Yes. On July 10, 2026, the FDA approved Sarclisa (isatuximab-irfc) Escena — the subcutaneous formulation delivered via the CirCLIQ on-body injector — for multiple myeloma. It is the first anticancer treatment administered via an on-body injector, approved across all existing Sarclisa IV indications.
What is the CirCLIQ on-body injector?
The CirCLIQ on-body injector (OBI), made by Enable Injections on its enFuse platform, is a sterile, single-use, user-filled wearable device with no batteries or electronics. It delivers a flat dose of isatuximab SC hands-free, using a hidden ~30-gauge needle, a 10 mL injection volume, and an individualized flow rate based on subcutaneous interstitial pressure, with potential for at-home administration.
How did SC compare to IV in IRAKLIA?
In the Phase 3 IRAKLIA non-inferiority trial, Sarclisa SC (via on-body injector) plus pomalidomide and dexamethasone met both co-primary endpoints.
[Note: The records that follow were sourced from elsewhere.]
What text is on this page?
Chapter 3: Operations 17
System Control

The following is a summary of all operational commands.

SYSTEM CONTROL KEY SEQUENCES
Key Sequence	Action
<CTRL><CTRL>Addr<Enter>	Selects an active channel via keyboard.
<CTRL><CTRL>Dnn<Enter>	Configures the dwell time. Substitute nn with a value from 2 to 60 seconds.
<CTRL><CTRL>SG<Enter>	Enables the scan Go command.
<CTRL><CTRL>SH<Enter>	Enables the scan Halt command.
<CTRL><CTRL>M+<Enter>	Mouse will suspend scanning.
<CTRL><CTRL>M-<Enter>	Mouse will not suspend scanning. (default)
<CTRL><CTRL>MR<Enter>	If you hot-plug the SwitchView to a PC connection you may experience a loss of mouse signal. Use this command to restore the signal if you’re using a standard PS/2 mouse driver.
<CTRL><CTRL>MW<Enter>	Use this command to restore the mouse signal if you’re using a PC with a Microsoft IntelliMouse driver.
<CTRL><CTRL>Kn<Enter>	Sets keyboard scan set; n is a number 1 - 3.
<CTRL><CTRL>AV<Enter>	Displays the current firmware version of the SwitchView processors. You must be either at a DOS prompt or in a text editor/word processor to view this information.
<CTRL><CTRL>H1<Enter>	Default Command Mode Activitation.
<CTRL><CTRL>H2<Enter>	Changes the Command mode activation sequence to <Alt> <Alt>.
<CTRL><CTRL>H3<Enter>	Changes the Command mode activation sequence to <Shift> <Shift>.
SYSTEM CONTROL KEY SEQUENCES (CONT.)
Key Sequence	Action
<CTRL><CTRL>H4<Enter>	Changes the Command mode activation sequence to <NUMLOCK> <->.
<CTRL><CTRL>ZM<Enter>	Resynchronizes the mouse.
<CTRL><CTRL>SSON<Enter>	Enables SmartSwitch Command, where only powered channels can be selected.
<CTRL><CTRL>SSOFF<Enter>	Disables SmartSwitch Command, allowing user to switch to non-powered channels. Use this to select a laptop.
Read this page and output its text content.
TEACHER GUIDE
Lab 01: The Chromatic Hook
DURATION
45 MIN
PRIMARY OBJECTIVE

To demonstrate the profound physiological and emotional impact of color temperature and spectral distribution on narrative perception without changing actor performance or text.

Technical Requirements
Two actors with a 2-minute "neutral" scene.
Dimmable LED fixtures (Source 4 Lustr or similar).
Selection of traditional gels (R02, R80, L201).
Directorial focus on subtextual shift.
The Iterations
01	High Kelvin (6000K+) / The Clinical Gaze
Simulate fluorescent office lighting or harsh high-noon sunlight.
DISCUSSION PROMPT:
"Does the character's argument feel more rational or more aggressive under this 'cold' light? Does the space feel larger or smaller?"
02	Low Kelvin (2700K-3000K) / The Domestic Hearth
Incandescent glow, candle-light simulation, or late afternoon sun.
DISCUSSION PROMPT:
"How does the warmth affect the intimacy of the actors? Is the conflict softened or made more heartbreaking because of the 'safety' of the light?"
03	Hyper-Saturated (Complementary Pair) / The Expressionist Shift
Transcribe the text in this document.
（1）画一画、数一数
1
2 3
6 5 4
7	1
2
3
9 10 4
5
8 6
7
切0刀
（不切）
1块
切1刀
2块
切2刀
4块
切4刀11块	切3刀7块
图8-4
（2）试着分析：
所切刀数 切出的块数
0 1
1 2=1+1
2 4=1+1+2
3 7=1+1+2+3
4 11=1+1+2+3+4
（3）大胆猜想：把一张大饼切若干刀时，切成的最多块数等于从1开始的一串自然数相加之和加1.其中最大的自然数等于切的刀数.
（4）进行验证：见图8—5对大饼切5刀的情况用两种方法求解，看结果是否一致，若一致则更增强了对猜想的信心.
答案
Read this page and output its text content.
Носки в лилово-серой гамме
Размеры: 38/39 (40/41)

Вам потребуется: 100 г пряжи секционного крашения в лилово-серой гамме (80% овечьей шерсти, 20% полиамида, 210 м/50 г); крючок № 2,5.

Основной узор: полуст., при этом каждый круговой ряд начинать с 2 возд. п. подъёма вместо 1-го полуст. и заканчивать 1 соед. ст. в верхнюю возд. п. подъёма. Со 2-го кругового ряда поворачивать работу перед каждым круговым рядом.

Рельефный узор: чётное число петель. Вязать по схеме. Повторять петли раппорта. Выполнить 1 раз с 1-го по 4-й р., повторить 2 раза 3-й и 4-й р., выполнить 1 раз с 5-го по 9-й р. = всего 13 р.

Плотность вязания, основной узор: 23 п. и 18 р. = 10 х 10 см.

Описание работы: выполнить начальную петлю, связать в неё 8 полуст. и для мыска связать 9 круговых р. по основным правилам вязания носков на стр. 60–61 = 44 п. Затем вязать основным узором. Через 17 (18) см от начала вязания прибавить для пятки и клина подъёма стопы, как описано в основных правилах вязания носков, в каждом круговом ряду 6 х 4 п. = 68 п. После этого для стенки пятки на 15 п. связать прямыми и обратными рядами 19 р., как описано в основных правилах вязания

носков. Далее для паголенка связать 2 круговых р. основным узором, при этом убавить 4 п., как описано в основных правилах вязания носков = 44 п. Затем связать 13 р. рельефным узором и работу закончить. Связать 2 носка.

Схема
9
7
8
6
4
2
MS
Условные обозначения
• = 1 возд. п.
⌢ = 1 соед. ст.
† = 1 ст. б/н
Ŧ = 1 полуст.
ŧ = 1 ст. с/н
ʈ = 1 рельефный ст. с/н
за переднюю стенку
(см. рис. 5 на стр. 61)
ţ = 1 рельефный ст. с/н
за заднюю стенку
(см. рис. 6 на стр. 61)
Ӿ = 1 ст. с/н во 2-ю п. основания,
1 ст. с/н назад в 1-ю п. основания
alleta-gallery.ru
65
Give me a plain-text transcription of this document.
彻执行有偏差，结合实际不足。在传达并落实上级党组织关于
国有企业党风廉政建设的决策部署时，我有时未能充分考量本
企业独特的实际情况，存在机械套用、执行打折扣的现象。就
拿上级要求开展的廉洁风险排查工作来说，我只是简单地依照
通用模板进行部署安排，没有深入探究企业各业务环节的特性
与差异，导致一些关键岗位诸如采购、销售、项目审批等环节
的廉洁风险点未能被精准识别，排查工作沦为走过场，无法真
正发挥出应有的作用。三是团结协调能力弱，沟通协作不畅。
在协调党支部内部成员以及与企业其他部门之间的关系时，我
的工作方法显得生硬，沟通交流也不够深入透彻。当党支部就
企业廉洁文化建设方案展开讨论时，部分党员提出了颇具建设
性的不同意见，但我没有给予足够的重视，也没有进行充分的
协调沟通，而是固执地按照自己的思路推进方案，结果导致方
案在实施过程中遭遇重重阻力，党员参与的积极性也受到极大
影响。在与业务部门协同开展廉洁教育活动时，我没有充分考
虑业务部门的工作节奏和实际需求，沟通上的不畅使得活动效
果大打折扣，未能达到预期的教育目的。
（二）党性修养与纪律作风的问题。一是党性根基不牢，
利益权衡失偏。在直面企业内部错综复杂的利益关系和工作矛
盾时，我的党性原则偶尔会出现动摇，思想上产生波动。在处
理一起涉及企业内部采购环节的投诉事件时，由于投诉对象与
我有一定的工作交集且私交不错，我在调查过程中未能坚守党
ORR was 71.1% (187/263) with SC-Pd vs 70.5% (189/268) with IV-Pd — non-inferiority established (relative risk 1.008, 95% CI 0.903–1.126, p=0.0006) — and observed Ctrough at steady state was non-inferior. Systemic (infusion-related) reactions occurred in 1.5% of SC-Pd patients vs 25% of IV-Pd patients.
Which regimens are approved?
Sarclisa Escena SC is approved across all existing Sarclisa IV indications: Isa-VRd (with bortezomib, lenalidomide, and dexamethasone) in newly diagnosed MM patients not eligible for autologous stem cell transplant; Isa-Pd (with pomalidomide and dexamethasone) in R/R MM patients who received at least 2 prior therapies; and Isa-Kd (with carfilzomib and dexamethasone) in R/R MM patients who received 1–3 prior lines.
Who sponsored IRAKLIA?
IRAKLIA (NCT05405166) was sponsored by Sanofi. The principal investigator and lead author was Sikander Ailawadhi, MD (Mayo Clinic, Jacksonville, FL); the ASCO 2025 primary analysis (abstract 7506) was presented by Xavier Leleu, MD, with senior author Philippe Moreau, MD.
Compiled and reviewed by the KOL Pulse research team, led by Brian Shields, Founder, KOL Pulse. Last updated July 10, 2026.